Smith, Sydney

views updated May 18 2018

Smith, Sydney (1771–1845). One of the ablest polemicists in a period of remarkable vitality. His father was severe, often in financial difficulties, and ungenerous. Sydney was educated at Winchester and New College, Oxford, where he took orders and became a fellow. After two years in Netheravon in Wiltshire as a curate, he became tutor in 1797 to Michael Hicks Beach and then to his younger brother William. The continent being closed by the war, they settled in Edinburgh. During his stay there, he launched in 1802 the Edinburgh Review with his friends Brougham and Jeffrey and contributed to it for 25 years. From 1806 Smith was rector of Foston near York, which he held until 1829, when he moved to the living of Combe Florey in Somerset. In 1807 his Peter Plymley letters, published anonymously and urging religious liberty, had a great success.
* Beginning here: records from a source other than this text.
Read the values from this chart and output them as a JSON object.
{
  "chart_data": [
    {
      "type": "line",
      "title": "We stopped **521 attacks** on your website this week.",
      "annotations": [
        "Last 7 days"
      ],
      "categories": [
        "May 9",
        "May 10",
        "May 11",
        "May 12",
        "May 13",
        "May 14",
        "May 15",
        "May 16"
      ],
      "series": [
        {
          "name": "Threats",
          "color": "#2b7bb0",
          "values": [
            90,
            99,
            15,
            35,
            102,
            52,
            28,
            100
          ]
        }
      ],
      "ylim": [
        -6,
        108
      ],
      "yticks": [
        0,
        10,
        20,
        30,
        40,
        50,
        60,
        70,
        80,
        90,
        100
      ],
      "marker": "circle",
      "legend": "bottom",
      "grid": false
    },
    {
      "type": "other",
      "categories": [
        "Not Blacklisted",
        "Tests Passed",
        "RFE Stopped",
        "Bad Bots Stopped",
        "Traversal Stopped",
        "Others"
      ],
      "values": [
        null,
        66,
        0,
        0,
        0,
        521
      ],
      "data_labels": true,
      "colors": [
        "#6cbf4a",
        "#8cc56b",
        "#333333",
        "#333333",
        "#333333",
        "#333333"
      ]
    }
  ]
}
Smith was an ardent advocate of catholic emancipation, had a distaste for the excesses of methodists—‘there is not a madhouse in England where a considerable part of the patients have not been driven to insanity by the extravagancies of these people’—and his speech at Taunton in 1831 on parliamentary reform (‘Mrs Partington and the Atlantic Ocean’) became an instant classic. When his Whig friends came to power in 1830, Grey gave him a canonry at St Paul's, but he was passed over for a bishopric, which hurt him. Though Smith's facetiousness can appear mechanical, and even desperate, he was genuinely funny, and there is testimony to dinner-table companions reduced to helplessness and servants forced to leave the room in stitches.